Insulin resistance increases with age and certain forms of TMJ are more
common among diabetics. I'm looking at proteasome inhibition to pump up
some bone morphogenic proteins but I'm concerned about secondary effects.
>> I have communicated with people who took even low dose finasteride
and
> > experienced, consistently, very palpable differences in the way they
> > felt while drinking.
>> I can certainly believe this - both substances act at the GABA-A
> receptor, and the phenomenon of being drunk shows just how little the
> system needs to be perturbed in order to feel very weird indeed. If
> you're simultaneously altering the levels of another substance acting at
> the same receptor, I would expect strong subjective differences in the
> experience. Alcohol and allopregnanolone would interact differentially
> depending on the subunit composition of the receptor itself (i.e. the
> different variants of the elements forming the channel).
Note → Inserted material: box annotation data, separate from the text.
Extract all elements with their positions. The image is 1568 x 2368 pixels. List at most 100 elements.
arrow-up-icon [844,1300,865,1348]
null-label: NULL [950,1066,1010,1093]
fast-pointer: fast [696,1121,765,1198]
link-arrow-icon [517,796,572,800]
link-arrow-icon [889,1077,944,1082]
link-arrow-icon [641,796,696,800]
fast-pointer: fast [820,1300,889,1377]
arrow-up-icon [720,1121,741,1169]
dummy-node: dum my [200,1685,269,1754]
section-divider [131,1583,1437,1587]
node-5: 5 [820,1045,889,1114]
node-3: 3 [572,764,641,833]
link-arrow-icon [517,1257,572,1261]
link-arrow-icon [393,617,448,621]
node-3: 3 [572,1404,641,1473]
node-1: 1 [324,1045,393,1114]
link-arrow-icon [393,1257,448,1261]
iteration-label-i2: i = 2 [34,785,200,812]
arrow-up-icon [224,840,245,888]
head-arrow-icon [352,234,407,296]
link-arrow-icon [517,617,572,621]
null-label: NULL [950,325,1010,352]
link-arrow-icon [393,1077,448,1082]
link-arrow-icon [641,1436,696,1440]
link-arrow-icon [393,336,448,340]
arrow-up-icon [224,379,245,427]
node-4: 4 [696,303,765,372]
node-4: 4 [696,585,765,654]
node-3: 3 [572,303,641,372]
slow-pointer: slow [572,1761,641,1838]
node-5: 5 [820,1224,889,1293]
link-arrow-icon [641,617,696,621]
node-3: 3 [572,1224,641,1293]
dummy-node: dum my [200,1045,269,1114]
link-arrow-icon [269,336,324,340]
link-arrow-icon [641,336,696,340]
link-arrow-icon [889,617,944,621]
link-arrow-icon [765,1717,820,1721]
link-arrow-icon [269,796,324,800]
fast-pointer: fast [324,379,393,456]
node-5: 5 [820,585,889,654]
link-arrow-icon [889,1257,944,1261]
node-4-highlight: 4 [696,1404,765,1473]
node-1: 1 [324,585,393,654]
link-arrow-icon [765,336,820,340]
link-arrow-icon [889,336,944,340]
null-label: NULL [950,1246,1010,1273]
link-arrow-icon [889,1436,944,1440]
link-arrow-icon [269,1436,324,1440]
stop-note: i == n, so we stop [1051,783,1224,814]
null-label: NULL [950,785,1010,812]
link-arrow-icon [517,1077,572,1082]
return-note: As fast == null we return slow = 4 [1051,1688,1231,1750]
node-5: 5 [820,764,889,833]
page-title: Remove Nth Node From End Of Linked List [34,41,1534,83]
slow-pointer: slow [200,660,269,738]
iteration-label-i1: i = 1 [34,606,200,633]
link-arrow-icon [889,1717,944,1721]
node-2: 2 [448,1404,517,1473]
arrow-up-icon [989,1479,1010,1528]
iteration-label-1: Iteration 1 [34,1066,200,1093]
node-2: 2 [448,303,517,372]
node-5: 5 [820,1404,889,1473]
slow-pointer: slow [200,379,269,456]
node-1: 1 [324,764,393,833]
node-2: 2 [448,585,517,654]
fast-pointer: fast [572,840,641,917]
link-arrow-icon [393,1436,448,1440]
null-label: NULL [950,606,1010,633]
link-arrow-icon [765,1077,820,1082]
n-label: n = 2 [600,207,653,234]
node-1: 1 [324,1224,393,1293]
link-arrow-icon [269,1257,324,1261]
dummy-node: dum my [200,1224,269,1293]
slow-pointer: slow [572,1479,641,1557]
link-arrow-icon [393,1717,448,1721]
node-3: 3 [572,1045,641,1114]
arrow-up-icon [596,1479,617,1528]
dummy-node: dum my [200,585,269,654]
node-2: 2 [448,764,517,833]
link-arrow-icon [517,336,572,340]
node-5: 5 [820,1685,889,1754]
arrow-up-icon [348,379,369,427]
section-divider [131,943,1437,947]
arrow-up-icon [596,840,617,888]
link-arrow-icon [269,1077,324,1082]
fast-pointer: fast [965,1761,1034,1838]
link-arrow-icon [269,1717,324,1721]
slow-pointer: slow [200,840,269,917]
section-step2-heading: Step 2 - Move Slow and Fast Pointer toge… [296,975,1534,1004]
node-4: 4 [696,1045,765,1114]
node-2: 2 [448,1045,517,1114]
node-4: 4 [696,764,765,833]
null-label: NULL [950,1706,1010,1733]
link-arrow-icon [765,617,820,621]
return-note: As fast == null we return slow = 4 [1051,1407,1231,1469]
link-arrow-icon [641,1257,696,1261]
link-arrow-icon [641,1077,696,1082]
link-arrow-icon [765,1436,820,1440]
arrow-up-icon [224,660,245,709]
In that case,
> changing both factors simultaneously would have different effects in
> different parts of the brain (e.g. synergistic inhibition in one region,
> partial antagonism in others) and would alter the sensation hugely I
> think.
Can you explain how finasteride acts at GABA(A)? I thought it merely
affected it through allopregnanolone/thDOC synthesis? I'm also curious
how alcohol affects GABA. Does ethanol bind directly? It's always
given me headaches. The only research I've been able to find indicates
it lowers the threshold of Substance P release from vanilloid receptors
- another substance not to mix with TMJ. I had thought it acted through
this avenue to aggravate neuralgia. (Also had some strange ups and
downs on DHEA, but I won't go into it.)
> An interesting conversation - why are your posts anonymous, by the way?
I post in less friendly places on the internet sometimes frequented by
your more irritable, obsessive-compulsive personalities - hence my
interest in inhibition.
What's the weather like in Newcastle this time of year? Warming up, I'd
imagine? I had a roommate from there when I was studying at Sydney Uni.